¿Por qué funciona este tipo de test?
Este ejercicio se conoce como test proyectivo, porque proyecta en decisiones sencillas ciertos aspectos de la personalidad. Aunque no cuenta con validez científica absoluta, se utiliza como recurso lúdico en contextos de autoconocimiento y reflexión personal. La idea es que, al no pensarlo demasiado, tu elección instintiva revela preferencias, valores y modos de sentir que muchas veces pasan desapercibidos.
Preguntas frecuentes
¿Este test tiene base científica?
No. Se trata de un ejercicio lúdico, aunque puede estimular reflexiones personales interesantes.
¿Puedo elegir más de una silla?
Sí, pero la primera elección suele ser la más reveladora, porque es la que responde al instinto y no al análisis racional.
¿Por qué sillas y no otro objeto?
Porque las sillas son objetos cotidianos que evocan conceptos como comodidad, estabilidad y estilo, lo que facilita asociaciones psicológicas más directas.
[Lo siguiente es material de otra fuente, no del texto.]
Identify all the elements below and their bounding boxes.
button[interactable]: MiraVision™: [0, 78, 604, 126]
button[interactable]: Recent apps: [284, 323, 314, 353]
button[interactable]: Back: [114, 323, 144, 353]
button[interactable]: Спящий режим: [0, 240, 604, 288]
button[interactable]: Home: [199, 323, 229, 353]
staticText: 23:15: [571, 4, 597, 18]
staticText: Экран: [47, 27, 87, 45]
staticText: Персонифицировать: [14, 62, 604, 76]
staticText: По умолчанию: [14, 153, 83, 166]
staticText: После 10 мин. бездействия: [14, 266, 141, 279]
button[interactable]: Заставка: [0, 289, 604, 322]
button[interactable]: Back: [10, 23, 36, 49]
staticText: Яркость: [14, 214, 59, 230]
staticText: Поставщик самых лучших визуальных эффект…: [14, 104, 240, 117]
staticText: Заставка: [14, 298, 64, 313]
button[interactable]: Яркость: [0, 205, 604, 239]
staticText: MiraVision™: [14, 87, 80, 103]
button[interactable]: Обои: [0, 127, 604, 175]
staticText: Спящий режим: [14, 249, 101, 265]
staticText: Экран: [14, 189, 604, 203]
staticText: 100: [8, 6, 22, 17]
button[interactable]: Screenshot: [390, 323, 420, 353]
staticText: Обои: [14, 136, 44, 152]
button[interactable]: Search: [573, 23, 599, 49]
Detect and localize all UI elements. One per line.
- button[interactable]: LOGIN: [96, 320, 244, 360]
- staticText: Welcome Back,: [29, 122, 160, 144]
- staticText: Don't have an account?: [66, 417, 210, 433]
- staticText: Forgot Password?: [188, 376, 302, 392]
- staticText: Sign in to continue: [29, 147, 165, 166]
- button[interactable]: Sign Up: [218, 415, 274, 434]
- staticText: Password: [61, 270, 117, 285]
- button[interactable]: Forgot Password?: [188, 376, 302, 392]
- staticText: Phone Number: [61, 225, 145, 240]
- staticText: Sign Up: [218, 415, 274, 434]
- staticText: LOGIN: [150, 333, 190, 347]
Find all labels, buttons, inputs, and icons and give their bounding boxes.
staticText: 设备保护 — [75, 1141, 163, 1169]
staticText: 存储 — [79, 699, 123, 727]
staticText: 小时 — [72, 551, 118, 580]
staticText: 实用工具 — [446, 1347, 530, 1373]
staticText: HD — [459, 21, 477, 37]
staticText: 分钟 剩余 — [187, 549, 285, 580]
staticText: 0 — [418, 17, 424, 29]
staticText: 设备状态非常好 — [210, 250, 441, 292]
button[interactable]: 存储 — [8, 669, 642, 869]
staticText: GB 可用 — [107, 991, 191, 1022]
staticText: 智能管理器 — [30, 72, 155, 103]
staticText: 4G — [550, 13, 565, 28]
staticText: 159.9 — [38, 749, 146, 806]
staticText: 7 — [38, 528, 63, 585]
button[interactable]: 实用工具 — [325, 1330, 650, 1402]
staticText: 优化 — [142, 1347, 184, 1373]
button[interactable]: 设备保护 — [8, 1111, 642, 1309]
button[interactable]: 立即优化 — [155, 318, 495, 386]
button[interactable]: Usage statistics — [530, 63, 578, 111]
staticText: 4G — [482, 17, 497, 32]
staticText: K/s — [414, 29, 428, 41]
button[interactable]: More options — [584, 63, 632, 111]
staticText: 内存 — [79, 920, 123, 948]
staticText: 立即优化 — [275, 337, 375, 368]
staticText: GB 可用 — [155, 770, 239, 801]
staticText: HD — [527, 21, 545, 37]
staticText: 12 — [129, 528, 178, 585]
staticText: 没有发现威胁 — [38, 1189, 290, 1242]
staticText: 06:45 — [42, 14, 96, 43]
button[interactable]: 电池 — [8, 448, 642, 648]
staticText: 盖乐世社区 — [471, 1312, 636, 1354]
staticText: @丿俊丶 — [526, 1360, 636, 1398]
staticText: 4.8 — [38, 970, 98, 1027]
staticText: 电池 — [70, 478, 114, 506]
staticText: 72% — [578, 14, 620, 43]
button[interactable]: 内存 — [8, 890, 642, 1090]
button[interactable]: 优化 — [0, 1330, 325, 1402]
¿Puede reemplazar a una terapia?
De ninguna manera. Es simplemente una actividad recreativa para fomentar el autoconocimiento, no un sustituto de la atención psicológica profesional.
Una reflexión final
Más allá de la silla que hayas elegido, lo verdaderamente valioso de este tipo de ejercicios es notar cómo hasta las decisiones más simples pueden revelar pequeños fragmentos de quiénes somos. Nuestra personalidad se expresa constantemente, incluso en gestos que consideramos automáticos o intrascendentes. Prestar atención a esos detalles puede ser el punto de partida para conocernos un poco mejor.
Y vos, ¿ya sabés en qué silla te sentarías?